Let $X = \mathbb{R}$ and $K = \{ 1/n : n \in \mathbb{N} \}$. If we call $\mathscr{B}$ the collection of all open intervals $(a,b)$ and the sets of the form $(a,b) - K$, then this generates a topology $\mathscr{T}_K$ called the $K$-topology on $\mathbb{R}$.
We want to prove that standard topology on real line is strictly smaller than $K$-topology.
Attempt:
Let $\mathscr{T}$ be the standard topology on line. We show $\mathscr{T} \subsetneq \mathscr{T}_K$
The inclusion is trivial as $\mathscr{T}_K$ contains all opens sets of standard topology. We still need to find some open set in $\mathscr{T}_K$ that is not open in standard topology.

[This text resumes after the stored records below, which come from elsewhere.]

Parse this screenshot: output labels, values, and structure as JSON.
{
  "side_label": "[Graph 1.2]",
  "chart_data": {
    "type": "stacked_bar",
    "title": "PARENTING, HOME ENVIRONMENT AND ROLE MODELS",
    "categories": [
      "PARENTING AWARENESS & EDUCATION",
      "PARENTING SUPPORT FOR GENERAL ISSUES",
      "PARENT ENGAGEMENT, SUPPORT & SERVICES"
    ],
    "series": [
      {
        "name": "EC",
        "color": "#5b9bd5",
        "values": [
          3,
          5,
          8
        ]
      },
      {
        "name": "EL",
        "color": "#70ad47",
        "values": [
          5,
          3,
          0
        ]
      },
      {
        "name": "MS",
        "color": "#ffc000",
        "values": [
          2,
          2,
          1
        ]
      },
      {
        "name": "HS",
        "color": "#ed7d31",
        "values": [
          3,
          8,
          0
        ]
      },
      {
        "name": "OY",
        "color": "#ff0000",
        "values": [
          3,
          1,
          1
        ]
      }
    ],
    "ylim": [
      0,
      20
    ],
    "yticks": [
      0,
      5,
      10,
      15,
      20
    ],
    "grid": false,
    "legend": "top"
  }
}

Im trying to understand the k-open sets: Well, if $(a,b)$ does not contain $0$, then this would just be the standard open set. However, if $0 \in (a,b)$, then
$$ (a,b) - K = \{ x \in \mathbb{R} : a<x<b \; \; and \; \; x \neq 1/n \}$$
Now we may write this as $(a,0) \cup \bigcup_{i=1}^{N} \left( \dfrac{1}{i+1}, \dfrac{1}{i} \right) \cup (1/N, b)$
Is this how we can write open sets?
Consider $(0,1)-K = \{0 \} \bigcup (1/[i+1], 1/i)$
So, this is not open in standard topology since $\{ 0 \}$ is not open. Is this correct?
The $K$-topology is the topology where we add to the closed sets of the Euclidean real line a new closed set $K$ (new as it is not Euclidean closed as $0$ is a limit point of $K$, that is not in $K$). So in particular $K^\complement = \Bbb R \setminus K$ is not Euclidian open but is open in the $K$-topology, showing the proper inclusion.
It's of course not a coincidence that $0 \notin K$ and this new closed set $K$ will precisely be the counterexample to regularity....